Malone thinks he can prove it with a piece of videoconferencing software he built with collaborators at Northeastern University and Seoul National University, called Minglr. (Yes, it is a videoconferencing tool meant to solve a problem with videoconferencing.) The open-source tool—which connects to Jitsi, another free videoconferencing platform—is meant to be used before or after an official meeting. As participants trickle in or out, they’re placed in a virtual lobby, where they can see who else is milling about before the meeting or lingering after it has ended. If two people want to chat, they each indicate their interest and are whisked into a video call to shoot the breeze for a minute or two.

Malone conceived of Minglr with academic conferences in mind. “The most important part of conferences by far is what happens in the hallways,” he said, “not what happens in the meeting rooms.” But the loss of casual conversation has real impacts across professional life.

Informal interactions have been shown to boost cognitive functioning and raise employee morale. Nottingham University Business School researchers found that chatter between healthcare workers at British hospitals played a crucial role in spreading important but sensitive information—for example, which doctors tend to work most quickly, or have the shortest tempers, or seem to be on the edge of burnout.

“It is important not to see these instances of communication as simply gossip,” said Justin Waring, one of the Nottingham researchers, who is now a healthcare organization professor at the University of Birmingham. “They take numerous forms and have a really important role in group dynamics.”

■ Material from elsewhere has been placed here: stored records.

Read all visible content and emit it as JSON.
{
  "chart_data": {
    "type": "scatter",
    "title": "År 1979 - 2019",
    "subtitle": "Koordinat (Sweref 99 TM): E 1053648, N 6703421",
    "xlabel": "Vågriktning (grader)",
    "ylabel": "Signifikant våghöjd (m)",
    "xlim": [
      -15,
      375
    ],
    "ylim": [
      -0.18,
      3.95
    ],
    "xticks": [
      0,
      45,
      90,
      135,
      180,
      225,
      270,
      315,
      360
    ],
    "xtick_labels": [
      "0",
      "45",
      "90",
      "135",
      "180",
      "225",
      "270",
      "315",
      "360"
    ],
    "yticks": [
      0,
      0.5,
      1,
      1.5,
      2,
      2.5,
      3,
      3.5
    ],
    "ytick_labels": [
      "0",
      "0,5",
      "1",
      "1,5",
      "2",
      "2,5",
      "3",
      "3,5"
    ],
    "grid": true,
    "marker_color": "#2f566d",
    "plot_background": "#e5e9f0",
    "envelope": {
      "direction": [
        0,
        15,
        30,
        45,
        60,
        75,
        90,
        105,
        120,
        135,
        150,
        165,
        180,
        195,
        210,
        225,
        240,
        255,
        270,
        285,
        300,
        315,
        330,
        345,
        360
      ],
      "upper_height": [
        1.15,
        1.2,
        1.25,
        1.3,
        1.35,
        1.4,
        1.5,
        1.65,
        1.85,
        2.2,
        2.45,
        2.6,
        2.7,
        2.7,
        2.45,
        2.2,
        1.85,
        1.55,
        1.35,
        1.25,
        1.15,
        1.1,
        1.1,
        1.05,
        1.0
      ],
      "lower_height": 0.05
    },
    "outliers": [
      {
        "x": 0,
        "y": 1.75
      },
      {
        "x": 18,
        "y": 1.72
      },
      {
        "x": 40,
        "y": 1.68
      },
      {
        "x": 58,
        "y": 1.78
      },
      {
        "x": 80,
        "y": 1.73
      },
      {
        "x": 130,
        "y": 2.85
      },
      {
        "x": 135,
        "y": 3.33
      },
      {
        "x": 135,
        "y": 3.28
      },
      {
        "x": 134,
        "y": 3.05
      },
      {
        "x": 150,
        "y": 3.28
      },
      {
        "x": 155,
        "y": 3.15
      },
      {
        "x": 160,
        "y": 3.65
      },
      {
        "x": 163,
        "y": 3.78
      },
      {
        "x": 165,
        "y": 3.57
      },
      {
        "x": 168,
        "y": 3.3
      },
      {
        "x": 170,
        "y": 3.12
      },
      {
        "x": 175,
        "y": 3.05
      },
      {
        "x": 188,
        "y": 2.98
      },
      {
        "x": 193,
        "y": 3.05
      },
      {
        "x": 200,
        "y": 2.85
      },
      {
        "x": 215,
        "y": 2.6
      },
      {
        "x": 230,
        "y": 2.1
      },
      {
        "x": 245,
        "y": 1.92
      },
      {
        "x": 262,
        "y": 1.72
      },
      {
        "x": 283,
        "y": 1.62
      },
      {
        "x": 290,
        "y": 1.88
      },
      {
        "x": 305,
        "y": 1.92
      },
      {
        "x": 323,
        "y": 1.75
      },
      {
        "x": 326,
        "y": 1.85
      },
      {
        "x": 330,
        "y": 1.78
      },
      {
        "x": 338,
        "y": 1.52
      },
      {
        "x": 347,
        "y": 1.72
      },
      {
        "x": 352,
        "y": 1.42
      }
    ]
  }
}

Chance conversations also play an important role in advancing individual employees’ careers. Romy Newman, president of career advice site Fairygodboss, said having the chance to deliver an “elevator pitch” during random run-ins with big shot executives was crucial for her rise through the corporate ranks. “Those impromptu interactions where you bump into a very senior leader are just gone,” she said.

These missed opportunities can make it even harder for people who already struggle to get recognition at work. Even before the pandemic, race and gender divides excluded some workers—but especially Black women—from informal social networks, hindering their advancement. “Populations or personalities that would have been marginalized in a live meeting are more likely to be marginalized in the virtual world,” said Newman.

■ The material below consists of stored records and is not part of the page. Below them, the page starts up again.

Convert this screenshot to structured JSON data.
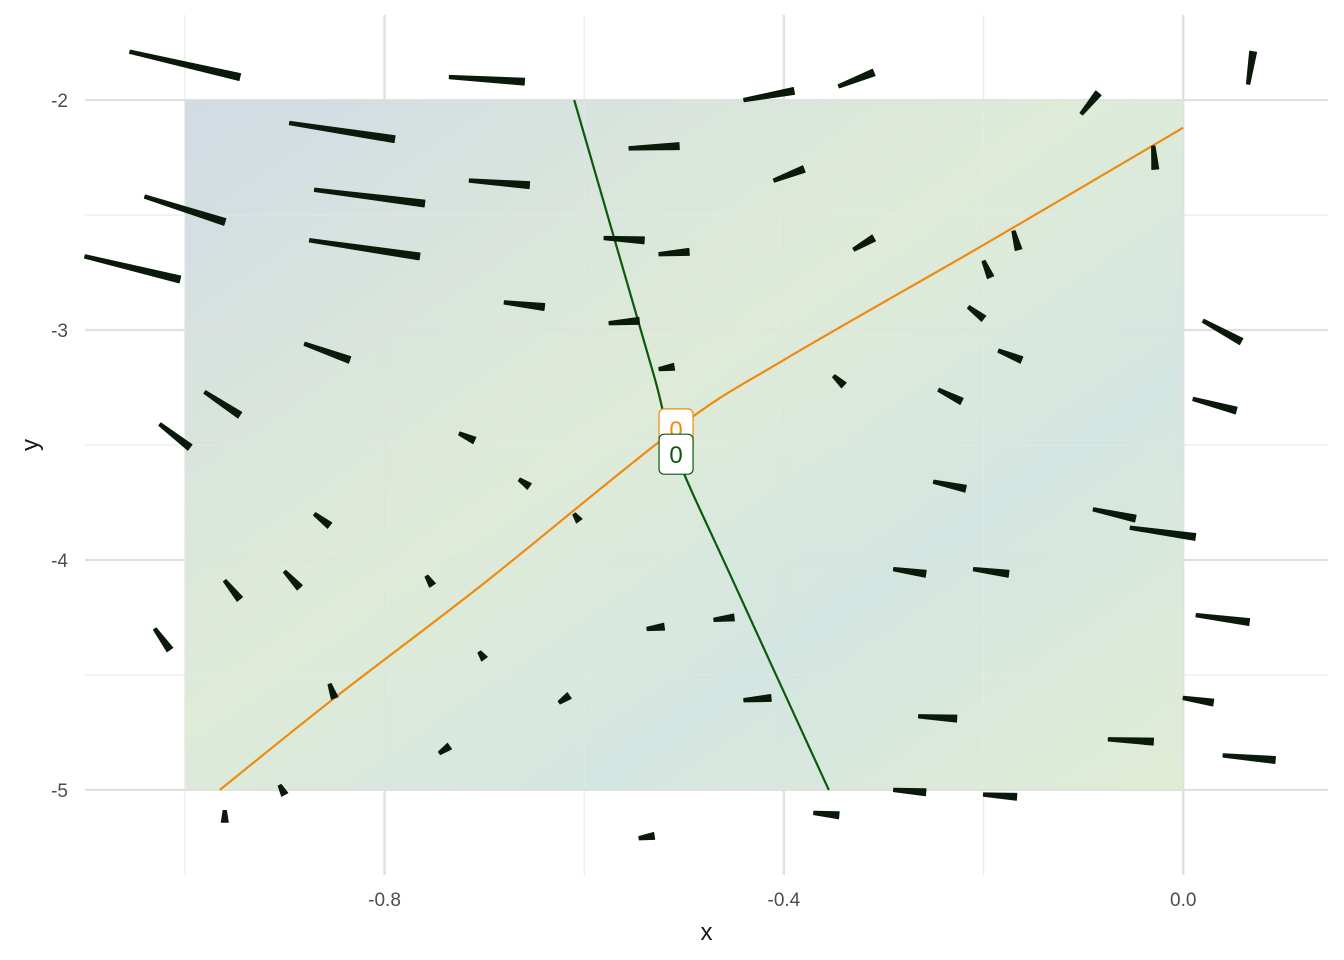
{
  "chart_data": {
    "type": "vector_field",
    "xlabel": "x",
    "ylabel": "y",
    "xlim": [
      -1.1,
      0.145
    ],
    "ylim": [
      -5.37,
      -1.63
    ],
    "x_ticks": [
      -0.8,
      -0.4,
      0.0
    ],
    "x_tick_labels": [
      "-0.8",
      "-0.4",
      "0.0"
    ],
    "x_minor_ticks": [
      -1.0,
      -0.6,
      -0.2
    ],
    "y_ticks": [
      -5,
      -4,
      -3,
      -2
    ],
    "y_tick_labels": [
      "-5",
      "-4",
      "-3",
      "-2"
    ],
    "y_minor_ticks": [
      -4.5,
      -3.5,
      -2.5
    ],
    "grid": true,
    "region": {
      "x": [
        -1.0,
        0.0
      ],
      "y": [
        -5.0,
        -2.0
      ],
      "gradient_colors": [
        "#d2dbe4",
        "#dfebd8",
        "#d4e6e2",
        "#e1ecd4"
      ]
    },
    "nullclines": [
      {
        "color": "#ef8a0c",
        "label": "0",
        "label_at": [
          -0.508,
          -3.43
        ],
        "points": [
          [
            -0.965,
            -5.0
          ],
          [
            -0.85,
            -4.6
          ],
          [
            -0.7,
            -4.1
          ],
          [
            -0.508,
            -3.43
          ],
          [
            -0.4,
            -3.13
          ],
          [
            -0.2,
            -2.63
          ],
          [
            0.0,
            -2.12
          ]
        ]
      },
      {
        "color": "#0b5a0b",
        "label": "0",
        "label_at": [
          -0.508,
          -3.54
        ],
        "points": [
          [
            -0.61,
            -2.0
          ],
          [
            -0.57,
            -2.6
          ],
          [
            -0.53,
            -3.2
          ],
          [
            -0.508,
            -3.54
          ],
          [
            -0.45,
            -4.1
          ],
          [
            -0.355,
            -5.0
          ]
        ]
      }
    ],
    "arrow_color": "#0a1a0a",
    "segments": [
      [
        -1.055,
        -1.79,
        -0.945,
        -1.9
      ],
      [
        -0.735,
        -1.9,
        -0.66,
        -1.92
      ],
      [
        -0.44,
        -2.0,
        -0.39,
        -1.96
      ],
      [
        -0.345,
        -1.94,
        -0.31,
        -1.88
      ],
      [
        -0.102,
        -2.06,
        -0.085,
        -1.97
      ],
      [
        0.065,
        -1.93,
        0.07,
        -1.79
      ],
      [
        -0.895,
        -2.1,
        -0.79,
        -2.17
      ],
      [
        -0.555,
        -2.21,
        -0.505,
        -2.2
      ],
      [
        -0.03,
        -2.2,
        -0.028,
        -2.3
      ],
      [
        -0.87,
        -2.39,
        -0.76,
        -2.45
      ],
      [
        -0.715,
        -2.35,
        -0.655,
        -2.37
      ],
      [
        -0.41,
        -2.35,
        -0.38,
        -2.3
      ],
      [
        -1.04,
        -2.42,
        -0.96,
        -2.53
      ],
      [
        -0.58,
        -2.6,
        -0.54,
        -2.61
      ],
      [
        -0.875,
        -2.61,
        -0.765,
        -2.68
      ],
      [
        -0.525,
        -2.67,
        -0.495,
        -2.66
      ],
      [
        -0.33,
        -2.65,
        -0.31,
        -2.6
      ],
      [
        -0.17,
        -2.57,
        -0.165,
        -2.65
      ],
      [
        -0.2,
        -2.7,
        -0.193,
        -2.77
      ],
      [
        -1.1,
        -2.68,
        -1.005,
        -2.78
      ],
      [
        -0.68,
        -2.88,
        -0.64,
        -2.9
      ],
      [
        -0.575,
        -2.97,
        -0.545,
        -2.96
      ],
      [
        -0.215,
        -2.9,
        -0.2,
        -2.95
      ],
      [
        0.02,
        -2.96,
        0.058,
        -3.05
      ],
      [
        -0.88,
        -3.06,
        -0.835,
        -3.13
      ],
      [
        -0.185,
        -3.09,
        -0.162,
        -3.13
      ],
      [
        -0.525,
        -3.17,
        -0.51,
        -3.16
      ],
      [
        -0.35,
        -3.2,
        -0.34,
        -3.24
      ],
      [
        -0.245,
        -3.26,
        -0.222,
        -3.31
      ],
      [
        -0.98,
        -3.27,
        -0.945,
        -3.37
      ],
      [
        0.01,
        -3.3,
        0.053,
        -3.35
      ],
      [
        -1.025,
        -3.41,
        -0.995,
        -3.51
      ],
      [
        -0.725,
        -3.45,
        -0.71,
        -3.48
      ],
      [
        -0.665,
        -3.65,
        -0.655,
        -3.68
      ],
      [
        -0.25,
        -3.66,
        -0.218,
        -3.69
      ],
      [
        -0.87,
        -3.8,
        -0.855,
        -3.85
      ],
      [
        -0.61,
        -3.8,
        -0.605,
        -3.83
      ],
      [
        -0.09,
        -3.78,
        -0.048,
        -3.82
      ],
      [
        -0.053,
        -3.86,
        0.012,
        -3.9
      ],
      [
        -0.96,
        -4.09,
        -0.945,
        -4.17
      ],
      [
        -0.9,
        -4.05,
        -0.885,
        -4.12
      ],
      [
        -0.758,
        -4.07,
        -0.752,
        -4.11
      ],
      [
        -0.29,
        -4.04,
        -0.258,
        -4.06
      ],
      [
        -0.21,
        -4.04,
        -0.175,
        -4.06
      ],
      [
        -1.03,
        -4.3,
        -1.015,
        -4.39
      ],
      [
        0.013,
        -4.24,
        0.066,
        -4.27
      ],
      [
        -0.537,
        -4.3,
        -0.52,
        -4.29
      ],
      [
        -0.47,
        -4.26,
        -0.45,
        -4.25
      ],
      [
        -0.705,
        -4.4,
        -0.7,
        -4.43
      ],
      [
        -0.855,
        -4.54,
        -0.85,
        -4.6
      ],
      [
        -0.625,
        -4.62,
        -0.615,
        -4.59
      ],
      [
        -0.44,
        -4.61,
        -0.413,
        -4.6
      ],
      [
        0.0,
        -4.6,
        0.03,
        -4.62
      ],
      [
        -0.265,
        -4.68,
        -0.227,
        -4.69
      ],
      [
        -0.075,
        -4.78,
        -0.03,
        -4.79
      ],
      [
        -0.745,
        -4.84,
        -0.735,
        -4.81
      ],
      [
        0.04,
        -4.85,
        0.092,
        -4.87
      ],
      [
        -0.905,
        -4.98,
        -0.9,
        -5.02
      ],
      [
        -0.96,
        -5.09,
        -0.96,
        -5.14
      ],
      [
        -0.37,
        -5.1,
        -0.345,
        -5.11
      ],
      [
        -0.29,
        -5.0,
        -0.258,
        -5.01
      ],
      [
        -0.2,
        -5.02,
        -0.167,
        -5.03
      ],
      [
        -0.545,
        -5.21,
        -0.53,
        -5.2
      ]
    ]
  }
}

Companies have taken different approaches to filling the chattering void. There are Slack discussions and Zoom bonding events. Microsoft offers a sort of corporate Facebook it calls Yammer. A startup dubbed Sococo wants companies to create digital office floor plans and invite their employees to control virtual avatars who can walk around and “bump” into each other in the hall.

Minglr intentionally did not try to simulate a virtual hallway for employees to chat in, but attempted to create digital analogs for human behaviors in the virtual world. In some cases, the team believes the digital format allows for super-human mingling that’s even better than what’s possible in person. Online, you can simultaneously indicate your interest in talking to several different people, for example, while at a real life cocktail party you can only lurk on the fringes of one conversation at a time.

All of these imperfect attempts indicate that there’s something missing from the Brady Bunch grids through which remote workers currently face the world. In a real life happy hour, there isn’t just one mega-conversation everyone is forced to take part in. You’re allowed to privately turn and make a face for the benefit of a trusted neighbor, or start a side conversation when someone’s droning on about something terribly boring.

“I expect most video conference systems will include features like this in the future,” said Malone. In the meantime, he plans to use Minglr to give his fall semester students the chance to chat before and after classes. “As long as we still do some of our meetings online, we’ll have a need for something like Minglr.”

Correction: Romy Newman is the president of Fairygodboss, not its CEO.